Weltuntergänge

Wenn sich in der Geschichte der Menschheit schreckliche Katastrophen ereigneten, kam bei vielen Menschen der Gedanke an den Weltuntergang und die Angst davor in den Sinn. Das war etwa bei vielen Kriegen so, aber auch bei Naturkatastrophen, in denen viele Menschen übrigens auch eine Strafe Gottes sahen und sie so deuteten; manchmal steckte dahinter auch das dunkle Gottesbild vom strafenden und rächenden Gott, und Bußprozessionen wurden oft als Mittel eingesetzt, um den schrecklichen Gott zu versöhnen.

Einen solchen Weltuntergangsschrecken erfuhren die Mensachen schon vor 70 000 Jahren, als der Vulkan Toba auf der Insel Sumatra soviel Lava ausspuckte, deren Menge zweimal den Mount Everest ergeben hätte, ein wirklich erschreckendes Bild. Die Aschewolke breitete sich über die ganze Welt aus, und bis auf einen Rest von 3000 Menschen wurde die Menschheit nahezu vernichtet.

Wenn wir jetzt mal von den zahlreich Pestepidemien  im Laufe der Jahrhundert absehen, die Europa an den Rand des Abgrunds brachten, war es in der Neuzeit besonders der Ausbruch des Vulkans Tambora in Indonesien im Jahr 1815; darüber gibt es viele erschreckende Berichte. Auch damals dachten viele an einen Weltuntergang. Die Folge des Vulkanausbruchs war eine mehrjährige Kälte, die heftiger war als alle 500 Jahre zuvor. In einem ausführlichen Bericht und einem erschreckend interessanten Buch ist zu lesen, dass in den Jahren danach fürchterliche Hungersnot die Menschen bis Europa heimsuchte, weil die Landwirtschaft völlig zum Erliegen gekommen war. Ein Beispiel: In München lag Anfang Juli 1816 eine Schneedecke von dreißig Zentimetern. Die Sonne war  ein ganzes Jahr lang nicht zu sehen. Das alles hatte zur Folge, dass Unmengen von Menschen auswanderten nach Amerika, wo die Lage nicht ganz so dramatisch war wie in Europa und vor allem in Asien. Viele Wissenschaftler nennen das Jahr 1816 das „Jahr ohne Sommer“. Allein aus Würtemberg wanderten 20 000 Menschen in andere Kontinente aus.
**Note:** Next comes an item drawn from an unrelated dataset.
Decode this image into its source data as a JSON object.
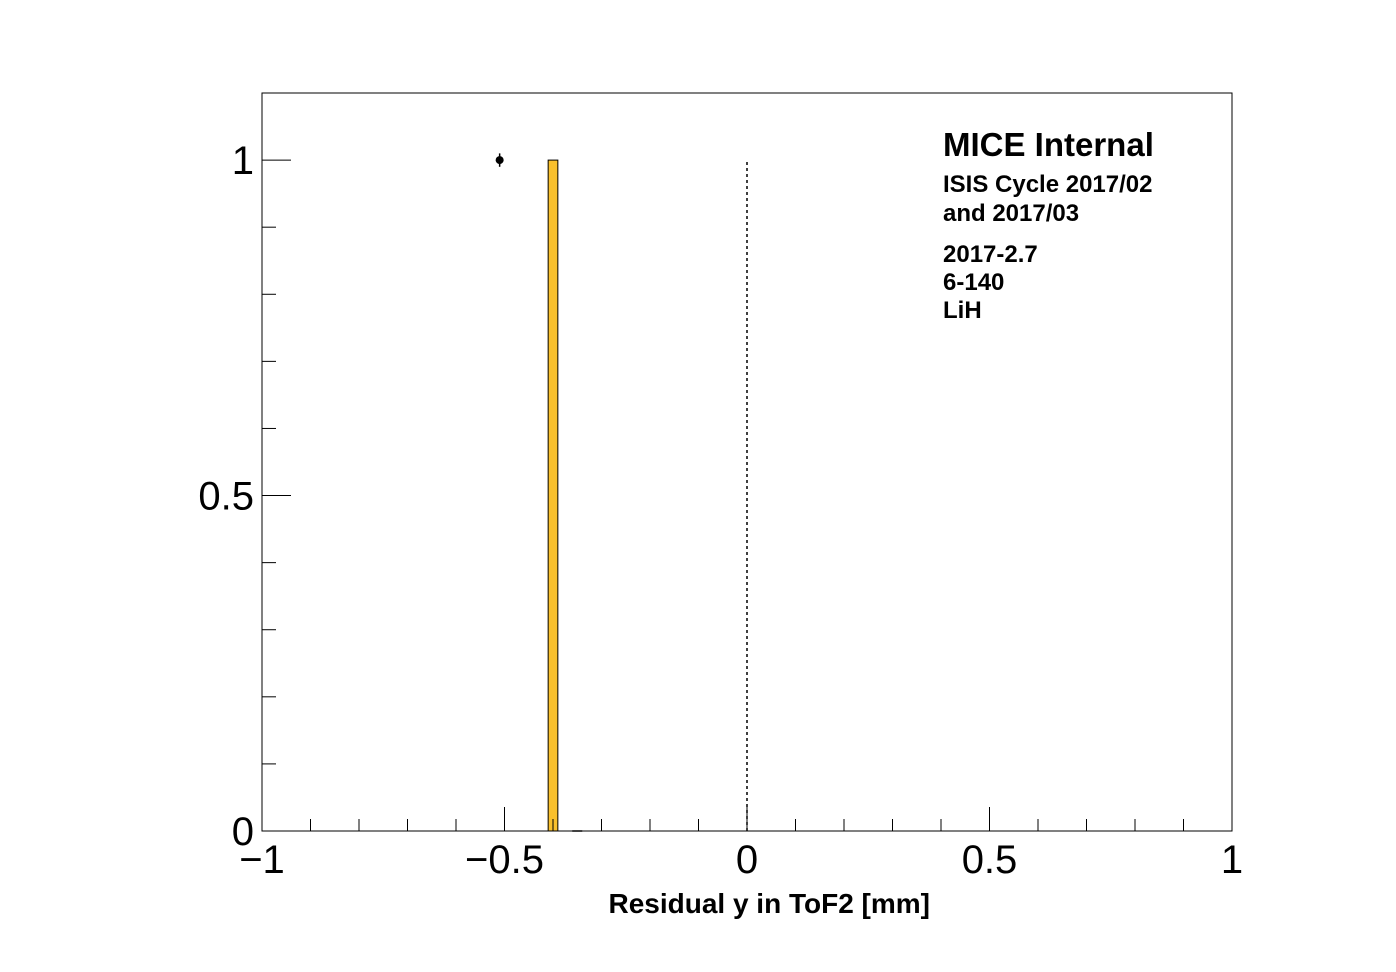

Ähnliches hatten die Menschen schon im Jahr 536  nach Christus erlebt, auch ein Vulkanausbruch mit schrecklichen Folgen, diesmal auf Island. Von Irland bis China fiel im Sommer dicker Schnee, und die Sonne hatte keine Strahlkraft mehr, sie glich dem Mond und wirkte wie verfinstert. Weil sich der Vulkanausbruch mehrmals wiederholte, war die Zeit bis 547 ein katastrophales mörderisches Jahrzehnt.

Eigentlich kann man sich gut vorstellen, dass die Menschen von Weltuntergangspanik erfasst waren. Man kann es vergleichen mit der Zerstörung des jüdischen Tempels in Jerusalem, als die Menschen dachten, die Zerstörung von Gottes ureigenstem Heiligtum sei ein Vorzeichen des Weltuntergangs. Gott wollte den Menschen ein Zeichen setzen. Das ist ja auch der Hintergrund der Weltuntergangsängste im Neuen Testament; die Berichte sind ja gerade jetzt am Ende des Kirchenjahres besonders aktuell.